Les camarades de Larger, ces membres de la Main-d’Œuvre Immigrée (MOI), l’ont vengé.
Le 23 octobre, l’intendant de police, Barthelet, qui avait offert une prime très importante en argent « à quiconque permettrait d’identifier le ou les auteurs de l’attentat commis par arme à feu au cours de la nuit du 23 au 24 courant contre un militaire allemand, rue de Bayard à Toulouse », est abattu à son tour.
C’est bien la logique sanglante de la guerre civile, « terreur contre terreur », qui, en cet automne et hiver 1943, entraîne résistants et collaborateurs.
Dans la région parisienne, le groupe FTP-MOI, dirigé par Missak Manouchian, est d’une audace et d’une efficacité redoutables.
Le 6 octobre 1943, au cœur de Paris, place de l’Odéon, un groupe de partisans attaque une soixantaine de soldats allemands.
En province – dans le Sud-Ouest, dans la région lyonnaise – les militaires allemands sont assassinés, leurs casernements attaqués, les trains dynamités.
On lit presque chaque jour dans les journaux des « Avis » encadrés de noir annonçant des exécutions de Français par les autorités allemandes ou incitant à dénoncer les « terroristes », cette « armée du crime ».

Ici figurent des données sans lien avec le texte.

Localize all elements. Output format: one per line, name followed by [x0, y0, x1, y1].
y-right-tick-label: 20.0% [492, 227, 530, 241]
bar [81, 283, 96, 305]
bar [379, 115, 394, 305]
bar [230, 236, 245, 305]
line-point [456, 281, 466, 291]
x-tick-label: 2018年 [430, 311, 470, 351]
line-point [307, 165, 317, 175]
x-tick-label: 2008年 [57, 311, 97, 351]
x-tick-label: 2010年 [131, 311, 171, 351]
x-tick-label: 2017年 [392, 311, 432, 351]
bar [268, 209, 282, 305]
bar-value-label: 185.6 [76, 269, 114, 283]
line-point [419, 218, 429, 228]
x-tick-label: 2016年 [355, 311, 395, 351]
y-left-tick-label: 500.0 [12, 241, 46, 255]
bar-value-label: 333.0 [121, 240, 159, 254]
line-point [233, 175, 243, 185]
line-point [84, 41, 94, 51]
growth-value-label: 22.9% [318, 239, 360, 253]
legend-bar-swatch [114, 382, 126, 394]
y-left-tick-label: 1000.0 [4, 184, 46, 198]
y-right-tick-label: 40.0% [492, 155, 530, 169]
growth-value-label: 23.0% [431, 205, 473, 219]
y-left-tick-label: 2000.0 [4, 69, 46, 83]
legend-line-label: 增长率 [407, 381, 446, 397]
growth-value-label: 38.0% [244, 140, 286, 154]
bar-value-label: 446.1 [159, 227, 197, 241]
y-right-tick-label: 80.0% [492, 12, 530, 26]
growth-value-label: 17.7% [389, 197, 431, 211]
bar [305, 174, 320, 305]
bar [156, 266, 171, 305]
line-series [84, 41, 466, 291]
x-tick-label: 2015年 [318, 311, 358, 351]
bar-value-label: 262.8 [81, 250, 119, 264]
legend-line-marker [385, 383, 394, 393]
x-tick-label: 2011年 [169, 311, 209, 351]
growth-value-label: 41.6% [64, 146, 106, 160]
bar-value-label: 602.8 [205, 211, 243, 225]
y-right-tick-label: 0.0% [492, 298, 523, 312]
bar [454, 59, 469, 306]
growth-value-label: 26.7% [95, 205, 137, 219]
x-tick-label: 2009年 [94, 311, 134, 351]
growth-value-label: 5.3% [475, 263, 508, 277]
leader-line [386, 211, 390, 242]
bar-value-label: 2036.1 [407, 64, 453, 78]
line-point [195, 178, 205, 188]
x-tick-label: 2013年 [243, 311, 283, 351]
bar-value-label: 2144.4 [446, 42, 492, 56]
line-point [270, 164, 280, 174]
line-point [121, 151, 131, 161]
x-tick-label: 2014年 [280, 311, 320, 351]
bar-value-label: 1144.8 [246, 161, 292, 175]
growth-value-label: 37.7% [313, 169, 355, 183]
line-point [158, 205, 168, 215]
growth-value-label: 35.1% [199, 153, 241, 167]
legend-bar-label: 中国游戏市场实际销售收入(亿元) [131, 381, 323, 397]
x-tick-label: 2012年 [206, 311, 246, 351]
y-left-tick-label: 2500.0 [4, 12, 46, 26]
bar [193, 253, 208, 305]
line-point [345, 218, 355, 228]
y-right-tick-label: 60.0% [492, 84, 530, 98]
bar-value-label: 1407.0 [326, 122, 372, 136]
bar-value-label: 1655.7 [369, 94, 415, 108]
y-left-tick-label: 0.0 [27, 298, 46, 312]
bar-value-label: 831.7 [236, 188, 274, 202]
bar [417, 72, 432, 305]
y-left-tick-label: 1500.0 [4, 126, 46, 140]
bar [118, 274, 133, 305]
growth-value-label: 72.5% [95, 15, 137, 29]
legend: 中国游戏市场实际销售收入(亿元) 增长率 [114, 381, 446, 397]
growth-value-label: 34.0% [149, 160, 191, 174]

La presse lyonnaise publie ainsi en novembre 1943 l’Avis suivant :
« Ces jours derniers, des misérables ont commis, sous le prétexte des mots d’ordre politiques, des actes de terrorisme, sabotage de voies ferrées, dépôt de bombes, brigandages, incendies. Ce sont surtout des Français qui ont été victimes de cette activité.
« En conséquence, les éléments réfléchis de la population sont invités à transmettre sans délai toutes les indications susceptibles de permettre l’arrestation de ces terroristes, soit aux services allemands, soit aux services français. Une discrétion absolue est garantie.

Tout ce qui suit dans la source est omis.